Pravda’s circulation is about 23,000. Luch has 8,000– 9,000. It would be sinful to complain thus far. But in April and May Pravda had 60,000, and in the summer dropped to 20,000. It’s rising very slowly. Without help it won’t pull through. In the Duma group things are better than ever before. All the six seats in the workers’ curia are ours.[5] That’s something we’ve never had. For the first time, we have taken the South. Six and six out of 12. Mankov is a Menshevik. Rusanov is a question mark. We can fight. Here are precise data on our progress. Deputies in the workers’ curia:
II Duma— 12 Mensheviks, 11 Bolsheviks (=47%) III Duma— 4 ” 4 ” (=50%) IV Duma— 3 ” 6 ” (=67%) (“Minutes of London Congress”, p. 451).[6]
If you have anyone anywhere who is losing heart, let him think over these figures and be ashamed of his faint-heartedness. For the first time we have among our people in the Duma an outstanding workers’ leader (Malinovsky). He will read the declaration. There’s no comparing him with Alexinsky. And the results—maybe not at once— will be great. In the III Duma we started out with 0!
In the sphere of illegal work, thanks to the Bureau’s moving here, more has been done than before. We are moving ahead, even if slowly. We are publishing illegally more than others. But we have no money. If we get help, we shall also publish Rabochaya Gazeta, etc.
Illegal work can be helped from abroad only by visits. Then help is very important in the form of new connections (1) letters; (2) chance visits; (3) passports; (4) etc., etc. What is being done in this respect is not enough. Only one per cent is being done in the localities abroad of what could be done. The most important thing right now is to help Pravda to pull through. And it is getting poor help. One man in Vienna (Bukharin) is making an effort. But nothing is being done in the other cities! No one writes regular reports. No one makes collections. No one collects interesting local books and pamphlets for dispatch here ...[1] material for interesting articles. Comrades, we must give more thought to these things! For example, who among the Social-Democrats at Neuenburg in Switzerland ... has done anything? What has been done about it?
All the best....
P.S. Please send this letter to Yuri, for him to pass on to Antonov in Paris, and from there on to Vienna. To this day, we have not yet found out whether Plekhanov had spoken at the October meeting of the Bureau on unity with the S.R.s (cf. Martov in No. 37 of Luch.[7]) Didn’t anyone make inquiries about this with Rubanovich, or N&ewhatthe;mec, or Huysmans, or anyone else?
[1] An illegible word in the copy at this point looks like “as”.—Ed.
[2] The report of the R.S.D.L.P. C.C. delegation on the Basle Congress of the Second International. The report appeared in No. 30 of the newspaper Sotsial-Demokrat on January 12 (25), 1913.

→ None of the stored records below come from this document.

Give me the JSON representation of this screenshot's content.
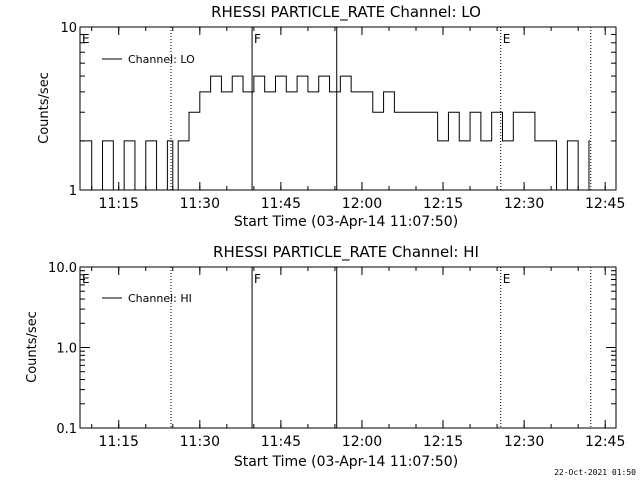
{
  "chart_data": [
    {
      "type": "line",
      "title": "RHESSI PARTICLE_RATE Channel: LO",
      "xlabel": "Start Time (03-Apr-14 11:07:50)",
      "ylabel": "Counts/sec",
      "y_scale": "log",
      "xlim": [
        "11:07:50",
        "12:47:00"
      ],
      "ylim": [
        1,
        10
      ],
      "x_tick_labels": [
        "11:15",
        "11:30",
        "11:45",
        "12:00",
        "12:15",
        "12:30",
        "12:45"
      ],
      "y_tick_labels": [
        "1",
        "10"
      ],
      "legend": "upper-left",
      "grid": false,
      "series": [
        {
          "name": "Channel: LO",
          "color": "#000000",
          "x": [
            "11:07:50",
            "11:10:00",
            "11:12:00",
            "11:14:00",
            "11:16:00",
            "11:18:00",
            "11:20:00",
            "11:22:00",
            "11:24:00",
            "11:25:00",
            "11:26:00",
            "11:27:00",
            "11:28:00",
            "11:30:00",
            "11:32:00",
            "11:34:00",
            "11:36:00",
            "11:38:00",
            "11:40:00",
            "11:42:00",
            "11:44:00",
            "11:46:00",
            "11:48:00",
            "11:50:00",
            "11:52:00",
            "11:54:00",
            "11:56:00",
            "11:58:00",
            "12:00:00",
            "12:02:00",
            "12:04:00",
            "12:06:00",
            "12:08:00",
            "12:10:00",
            "12:12:00",
            "12:14:00",
            "12:16:00",
            "12:18:00",
            "12:20:00",
            "12:22:00",
            "12:24:00",
            "12:26:00",
            "12:28:00",
            "12:30:00",
            "12:32:00",
            "12:34:00",
            "12:36:00",
            "12:38:00",
            "12:40:00",
            "12:42:00",
            "12:44:00"
          ],
          "y": [
            2,
            1,
            2,
            1,
            2,
            1,
            2,
            1,
            2,
            1,
            2,
            2,
            3,
            4,
            5,
            4,
            5,
            4,
            5,
            4,
            5,
            4,
            5,
            4,
            5,
            4,
            5,
            4,
            4,
            3,
            4,
            3,
            3,
            3,
            3,
            2,
            3,
            2,
            3,
            2,
            3,
            2,
            3,
            3,
            2,
            2,
            1,
            2,
            1,
            2,
            2
          ]
        }
      ],
      "markers": [
        {
          "label": "E",
          "x": "11:07:50",
          "line": "none"
        },
        {
          "label": "",
          "x": "11:24:40",
          "line": "dotted"
        },
        {
          "label": "F",
          "x": "11:39:40",
          "line": "solid"
        },
        {
          "label": "",
          "x": "11:55:20",
          "line": "solid"
        },
        {
          "label": "E",
          "x": "12:25:40",
          "line": "dotted"
        },
        {
          "label": "",
          "x": "12:42:20",
          "line": "dotted"
        }
      ]
    },
    {
      "type": "line",
      "title": "RHESSI PARTICLE_RATE Channel: HI",
      "xlabel": "Start Time (03-Apr-14 11:07:50)",
      "ylabel": "Counts/sec",
      "y_scale": "log",
      "xlim": [
        "11:07:50",
        "12:47:00"
      ],
      "ylim": [
        0.1,
        10
      ],
      "x_tick_labels": [
        "11:15",
        "11:30",
        "11:45",
        "12:00",
        "12:15",
        "12:30",
        "12:45"
      ],
      "y_tick_labels": [
        "0.1",
        "1.0",
        "10.0"
      ],
      "legend": "upper-left",
      "grid": false,
      "series": [
        {
          "name": "Channel: HI",
          "color": "#000000",
          "x": [],
          "y": []
        }
      ],
      "markers": [
        {
          "label": "E",
          "x": "11:07:50",
          "line": "none"
        },
        {
          "label": "",
          "x": "11:24:40",
          "line": "dotted"
        },
        {
          "label": "F",
          "x": "11:39:40",
          "line": "solid"
        },
        {
          "label": "",
          "x": "11:55:20",
          "line": "solid"
        },
        {
          "label": "E",
          "x": "12:25:40",
          "line": "dotted"
        },
        {
          "label": "",
          "x": "12:42:20",
          "line": "dotted"
        }
      ]
    }
  ],
  "footer": {
    "timestamp": "22-Oct-2021 01:50"
  }
}
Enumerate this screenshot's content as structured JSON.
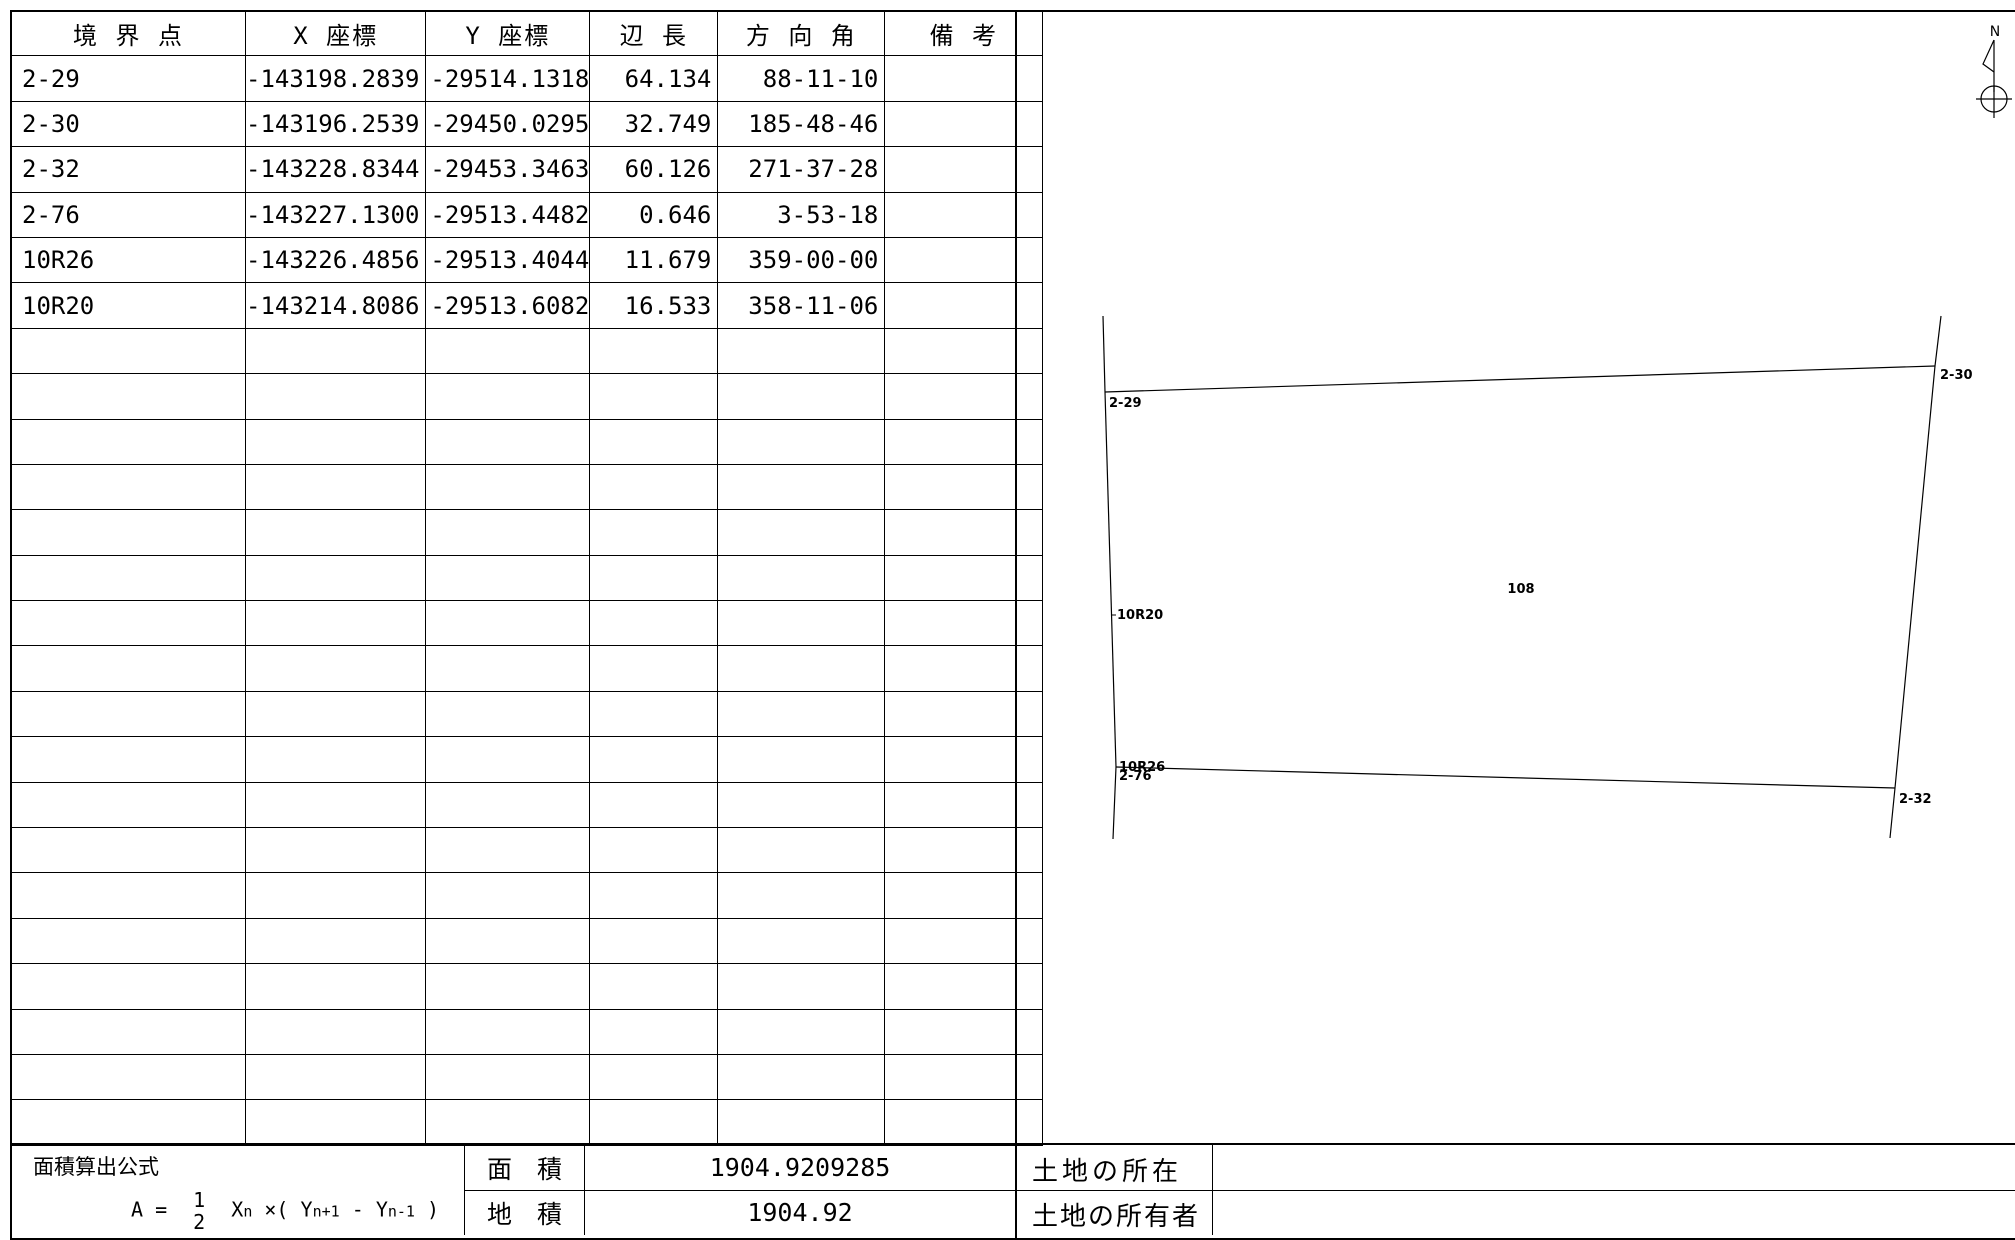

[3] The withdrawal of six representatives of the C.C. from the R.S.D.L.P. subsection at the Basle Congress in protest against the endorsement of the credentials of the representative of the St. Petersburg Initiating Group, an organisation which was hostile to the Party and fought it.
[4] Prosveshcheniye (Enlightenment)—a legal theoretical monthly of the Bolsheviks, published in St. Petersburg from December 1911 to June 1914. The magazine was organised on Lenin’s initiative in place of Mysl (Thought), a Bolshevik journal closed down by the tsarist government. It had a circulation of up to 5,000. Lenin directed Prosveshcheniye first from Cracow and then from Poronin.
On the eve of the First World War, the magazine was closed down by the tsarist government. In the autumn of 1917, its publication was resumed, but only one (double) issue appeared.
[5] The six Bolshevik deputies in the Social-Democratic group in the Fourth Duma.
[6] See Pyaty (Londonsky) syezd RSDRP (Fifth [London] Congress of the R.S.D.L.P.). Minutes, Moscow, 1963, p. 660.
[7] Martov’s article “The International Bureau on Social-Democratic Unity” quoted Plekhanov as saying at an I.S.B. meeting in Brussels (October 28 and 29, 1912) that “the time is not far off when the Russian Social-Democrats will unite not only among themselves but also with the S.R.s”.